Le piège des descriptions fourre-tout
Pour les sociétés de services, les retours de praticiens depuis 2024 montrent une tendance nette : les greffes acceptent mieux les descriptions spécialisées. « Conseil en cybersécurité » passe plus facilement que « conseil en informatique ». « Formation professionnelle en gestion de projet » est plus lisible que « formation et conseil ».
Cette granularité n’est pas un caprice administratif. Le code APE détermine la convention collective applicable, le taux AT/MP, et parfois l’éligibilité à certains dispositifs. Un code imprécis crée des problèmes en cascade bien après l’immatriculation.
Ce qu’on met dans le formulaire vs. ce qu’on met dans les statuts
L’activité décrite sur le guichet unique doit être un sous-ensemble de l’objet social, pas l’inverse. Si les statuts mentionnent « développement de logiciels et conseil en transformation digitale », l’activité principale déclarée au RCS peut être « développement de logiciels » seul, à condition que ce soit l’activité réellement exercée au lancement.
- L’objet social couvre le périmètre large des activités possibles de la société, y compris les activités futures.
- L’activité principale déclarée au registre du commerce correspond à ce que la société fait concrètement dès son démarrage.
- Le code APE attribué découle de cette activité principale, pas de l’objet social global.
Formalités de création au RCS : les erreurs qui bloquent le dossier
Au-delà de la cohérence activité/objet social, certains points techniques provoquent des rejets récurrents sur le guichet unique.

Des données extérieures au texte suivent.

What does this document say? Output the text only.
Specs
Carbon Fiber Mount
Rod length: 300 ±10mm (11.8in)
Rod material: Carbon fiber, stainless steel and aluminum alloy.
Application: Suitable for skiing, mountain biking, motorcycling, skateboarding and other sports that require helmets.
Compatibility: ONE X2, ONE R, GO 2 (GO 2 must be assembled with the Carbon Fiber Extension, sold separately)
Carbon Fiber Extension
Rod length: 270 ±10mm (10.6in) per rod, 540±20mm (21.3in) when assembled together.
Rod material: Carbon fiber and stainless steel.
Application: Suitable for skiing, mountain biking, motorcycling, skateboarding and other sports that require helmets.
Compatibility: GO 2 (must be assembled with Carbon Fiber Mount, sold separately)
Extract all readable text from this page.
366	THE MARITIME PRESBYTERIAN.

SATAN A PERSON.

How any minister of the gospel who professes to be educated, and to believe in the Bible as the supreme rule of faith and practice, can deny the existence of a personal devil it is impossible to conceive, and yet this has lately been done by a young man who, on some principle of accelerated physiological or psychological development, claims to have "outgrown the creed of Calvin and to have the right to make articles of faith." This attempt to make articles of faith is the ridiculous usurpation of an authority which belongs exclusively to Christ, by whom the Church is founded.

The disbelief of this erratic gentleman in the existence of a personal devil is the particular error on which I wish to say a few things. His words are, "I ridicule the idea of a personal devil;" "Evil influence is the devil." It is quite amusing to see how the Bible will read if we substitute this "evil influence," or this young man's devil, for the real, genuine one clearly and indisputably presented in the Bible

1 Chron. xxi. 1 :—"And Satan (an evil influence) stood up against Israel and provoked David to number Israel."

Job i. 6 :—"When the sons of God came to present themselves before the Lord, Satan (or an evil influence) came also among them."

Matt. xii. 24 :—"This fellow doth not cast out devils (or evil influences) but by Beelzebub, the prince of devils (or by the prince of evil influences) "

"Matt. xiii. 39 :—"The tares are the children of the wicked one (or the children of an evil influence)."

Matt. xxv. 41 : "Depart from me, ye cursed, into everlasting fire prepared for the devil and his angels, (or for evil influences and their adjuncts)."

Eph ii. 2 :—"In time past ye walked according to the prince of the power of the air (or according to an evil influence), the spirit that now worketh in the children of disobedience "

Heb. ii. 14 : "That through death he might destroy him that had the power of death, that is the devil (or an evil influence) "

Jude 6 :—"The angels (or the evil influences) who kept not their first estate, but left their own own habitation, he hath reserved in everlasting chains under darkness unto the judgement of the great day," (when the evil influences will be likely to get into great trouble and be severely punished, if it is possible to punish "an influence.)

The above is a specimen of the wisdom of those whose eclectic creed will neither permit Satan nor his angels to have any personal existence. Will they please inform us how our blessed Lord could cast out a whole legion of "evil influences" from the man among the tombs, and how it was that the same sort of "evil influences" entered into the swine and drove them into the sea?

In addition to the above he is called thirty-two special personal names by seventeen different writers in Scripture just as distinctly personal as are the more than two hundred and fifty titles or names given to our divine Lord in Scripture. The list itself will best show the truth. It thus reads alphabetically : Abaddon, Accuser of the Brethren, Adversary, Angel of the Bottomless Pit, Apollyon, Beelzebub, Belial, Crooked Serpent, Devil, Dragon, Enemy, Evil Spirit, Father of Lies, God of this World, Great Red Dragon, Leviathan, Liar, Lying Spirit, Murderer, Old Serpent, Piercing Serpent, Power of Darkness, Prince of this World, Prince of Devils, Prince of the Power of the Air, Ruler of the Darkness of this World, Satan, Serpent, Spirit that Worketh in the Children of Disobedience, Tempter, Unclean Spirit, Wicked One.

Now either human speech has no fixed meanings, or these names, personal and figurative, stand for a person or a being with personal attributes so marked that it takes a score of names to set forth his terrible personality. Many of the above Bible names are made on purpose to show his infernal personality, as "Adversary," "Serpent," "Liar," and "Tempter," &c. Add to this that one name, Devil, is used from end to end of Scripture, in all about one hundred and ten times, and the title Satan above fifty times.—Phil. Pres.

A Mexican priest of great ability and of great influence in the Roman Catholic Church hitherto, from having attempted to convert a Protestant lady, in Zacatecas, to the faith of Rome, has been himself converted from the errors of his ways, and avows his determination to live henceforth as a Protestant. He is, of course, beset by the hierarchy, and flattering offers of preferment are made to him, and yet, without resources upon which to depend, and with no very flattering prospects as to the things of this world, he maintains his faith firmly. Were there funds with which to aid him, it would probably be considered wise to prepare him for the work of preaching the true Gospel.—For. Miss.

La signature électronique est un sujet à part entière. Le portail INPI accepte plusieurs types de certificats, mais un document signé avec un outil non conforme (signature simple au lieu de signature avancée ou qualifiée, selon la formalité) entraîne un rejet automatique. On vérifie le type de signature exigé avant d’envoyer, pas après.
Un dossier incomplet est renvoyé sans examen du fond. Les greffes ne font pas de tri partiel : si une pièce manque, l’ensemble du dossier est mis en attente. Il est préférable de retarder l’envoi de quelques jours plutôt que de soumettre un dossier bancal en espérant que ça passe.
Checklist avant soumission sur le guichet unique
- Relire les statuts pour vérifier que l’activité principale y figure explicitement, en première position de l’objet social.
- Comparer la description saisie dans le formulaire avec la formulation exacte des statuts : les termes doivent se recouper.
- Vérifier le type de signature électronique requis pour chaque document joint (attestation de domiciliation, statuts, liste des bénéficiaires effectifs).
- S’assurer que la dénomination sociale est identique sur tous les documents, sans variante ni abréviation.

Modification d’activité principale après immatriculation : anticiper les cas fréquents
Une société qui démarre par du conseil puis développe une activité de commerce en ligne devra déclarer une modification d’activité principale au RCS. Cette formalité passe aussi par le guichet unique INPI, et les mêmes règles de cohérence s’appliquent.
Modifier l’activité principale sans mettre à jour l’objet social dans les statuts est une erreur courante. Si la nouvelle activité ne figure pas dans l’objet social existant, il faut d’abord procéder à une modification statutaire (assemblée générale extraordinaire pour une SAS ou une SARL), puis déclarer la modification au registre du commerce. Les deux formalités peuvent être déposées simultanément sur le guichet unique, mais l’ordre logique doit apparaître dans les documents.
Les retours varient sur ce point selon les greffes, mais la majorité accepte un dépôt groupé à condition que le procès-verbal de modification statutaire soit daté antérieurement ou au même jour que la déclaration de changement d’activité.
Le choix initial de l’activité principale mérite donc une réflexion qui dépasse la simple formalité administrative. Une description précise, cohérente avec des statuts bien hiérarchisés et un formulaire correctement rempli sur le guichet unique INPI, c’est la combinaison qui évite les allers-retours avec le greffe et les délais d’immatriculation rallongés.